The company has argued that the move will make it easier for them to land in the US, as well as that there is more legal certainty in Amsterdam than in Madrid. Very forced. Unless it is thought that Spain is not part of the common European space.

It should not refer to the fact that in Spain corruption is comfortable. He has known it for a long time. She herself was the protagonist of her in one of her great episodes, the one at the Palau de la Música, epitome of 3% and in which her executives saved her skin thanks to the prescription of crimes. She also participated in the large cartel of construction companies that agreed on prices in public tenders, as the Competition Commission discovered.

The news has made Pedro Sánchez feel bad, who has reacted by attributing it exclusively to the desire to pay less taxes.
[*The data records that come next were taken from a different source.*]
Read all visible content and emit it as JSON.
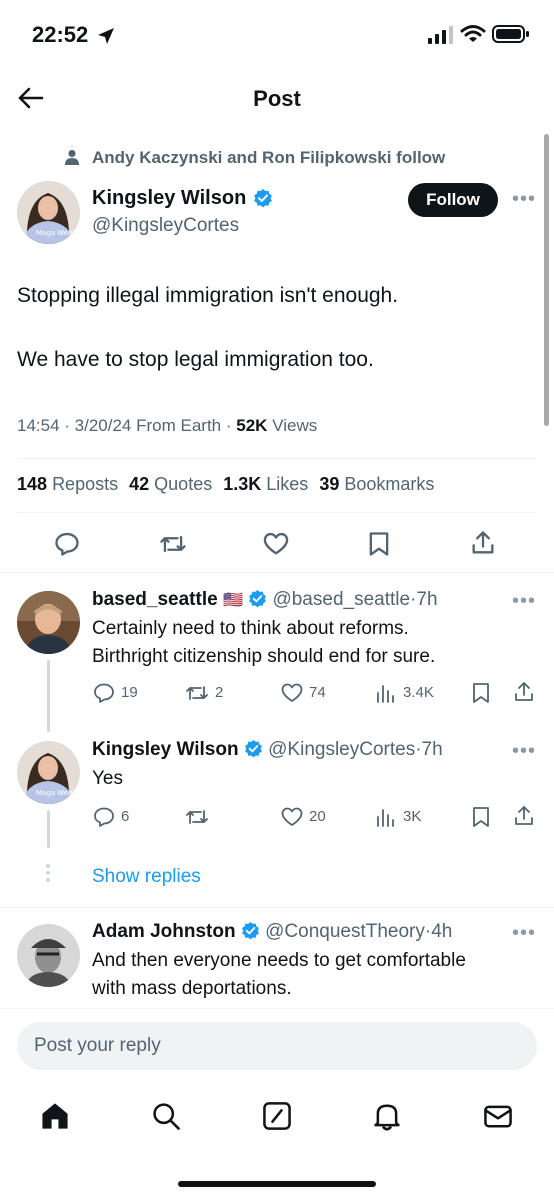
{
  "status_bar": {
    "time": "22:52"
  },
  "header": {
    "title": "Post"
  },
  "post": {
    "social_context": "Andy Kaczynski and Ron Filipkowski follow",
    "author_name": "Kingsley Wilson",
    "author_handle": "@KingsleyCortes",
    "follow_label": "Follow",
    "avatar_shirt_text": "Maga Wealthy",
    "text_line1": "Stopping illegal immigration isn't enough.",
    "text_line2": "We have to stop legal immigration too.",
    "time": "14:54",
    "date": "3/20/24",
    "source": "From Earth",
    "views_count": "52K",
    "views_label": "Views",
    "reposts_count": "148",
    "reposts_label": "Reposts",
    "quotes_count": "42",
    "quotes_label": "Quotes",
    "likes_count": "1.3K",
    "likes_label": "Likes",
    "bookmarks_count": "39",
    "bookmarks_label": "Bookmarks"
  },
  "replies": [
    {
      "name": "based_seattle",
      "flag": "🇺🇸",
      "handle": "@based_seattle",
      "age": "7h",
      "line1": "Certainly need to think about reforms.",
      "line2": "Birthright citizenship should end for sure.",
      "replies": "19",
      "reposts": "2",
      "likes": "74",
      "views": "3.4K"
    },
    {
      "name": "Kingsley Wilson",
      "handle": "@KingsleyCortes",
      "age": "7h",
      "line1": "Yes",
      "replies": "6",
      "reposts": "",
      "likes": "20",
      "views": "3K"
    },
    {
      "name": "Adam Johnston",
      "handle": "@ConquestTheory",
      "age": "4h",
      "line1": "And then everyone needs to get comfortable",
      "line2": "with mass deportations."
    }
  ],
  "show_replies_label": "Show replies",
  "composer": {
    "placeholder": "Post your reply"
  },
  "colors": {
    "accent": "#1d9bf0",
    "text": "#0f1419",
    "muted": "#536471",
    "follow_bg": "#0f1419"
  }
}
The clash with businessmen to a certain extent and the middle classes dislike paying taxes. The attitude of the Government heralds a long legal and tax dispute. The Tax Agency may consider that there are no real economic reasons that justify the transfer and therefore prevent the operation from taking advantage of the tax benefits of mergers and oblige it to pay taxes for the increases in equity that arise when updating the value of the assets. assets. It is also possible that the change of headquarters is considered fictitious if the top executives, starting with Del Pino, do not change their tax residence and spend more than half the year in the Netherlands.

But the news of the transfer of Ferrovial is also disturbing for the Madrid president, Isabel Díaz Ayuso, caught between her dream vision of an unbeatable Madrid paradise to attract the world's rich and her unbridled desire to attack the president of the Government on behalf of his clashes with businessmen and the alleged Spanish legal insecurity, one of the arguments used by the company. Madrid has difficulties to play in this global league.
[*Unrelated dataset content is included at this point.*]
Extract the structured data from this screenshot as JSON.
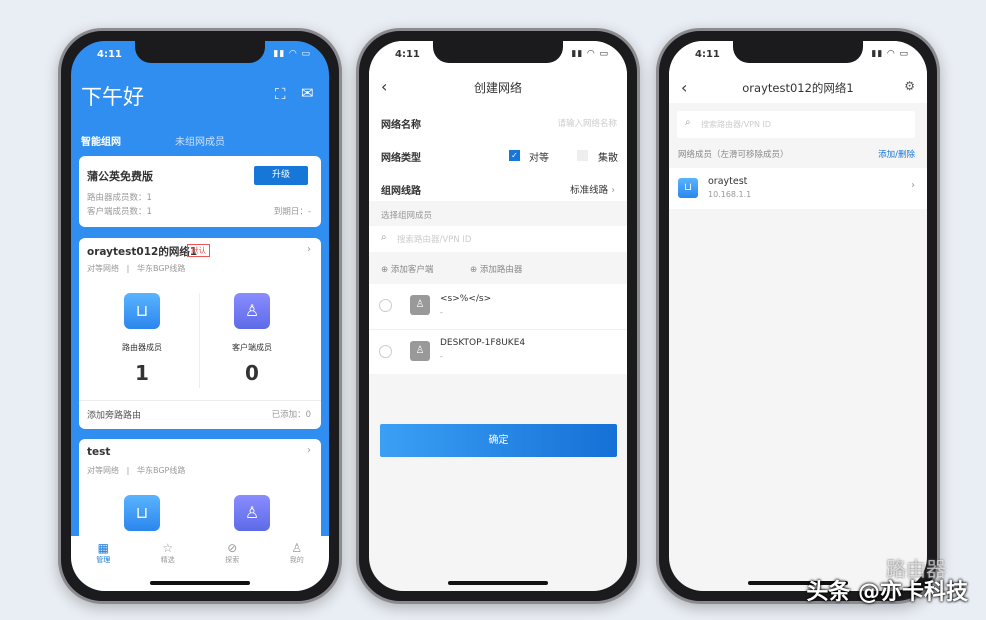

But neither should it be a tasteful dish for the leader of the PP, Alberto Núñez Feijóo, since it implies that the Del Pino family either does not trust the Galician to win the next general elections, or that if he did, it would be inconsequential for the purposes that they care. In addition, the memory of the fiscal policy of Cristóbal Montoro, Mariano Rajoy's finance minister, is still very much alive among the wealthy in the capital, who always accused him of "camouflaged social and social democratic resentment."
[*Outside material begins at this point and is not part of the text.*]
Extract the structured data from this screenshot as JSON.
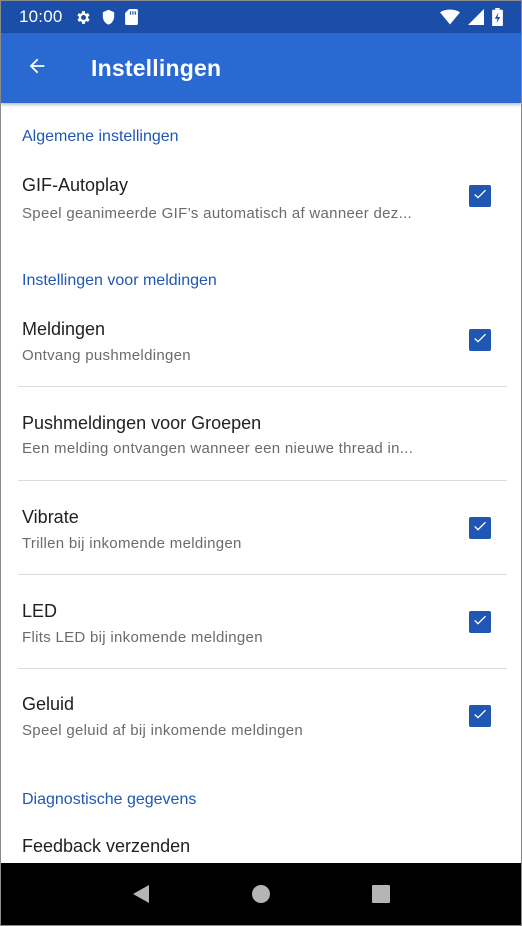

There are many private testimonies from big businessmen showing sympathy with Del Pino. Some of them have sent you explicit messages. Neither many nor few, but significant. Enough to think that a resentment against the State has been incubated in the patriciate of money.

It is not just a Spanish dynamic. Trumpism was gestated in the Tea Party, a shaker that stirred up the idea of ​​tax cuts for the rich. As in France, where the pressure in favor of light taxation always pushes President Emmanuel Macron. Even in the United Kingdom, large corporations are studying emigration movements to the Netherlands to avoid the increase in corporate tax, another of the unforeseen consequences of a Brexit that had promised tax gifts that just by announcing them have taken Boris Johnson ahead and Lizz Truss.

It grows with inequality. The more your wealth increases, the more unbearable taxes and regulations become. And it looks for escapes in the heat of the freedom of the movement of capitals. As Warren Buffett said, "There is a class war, to be sure, but it is my class, the rich class, that is waging the war, and we are winning."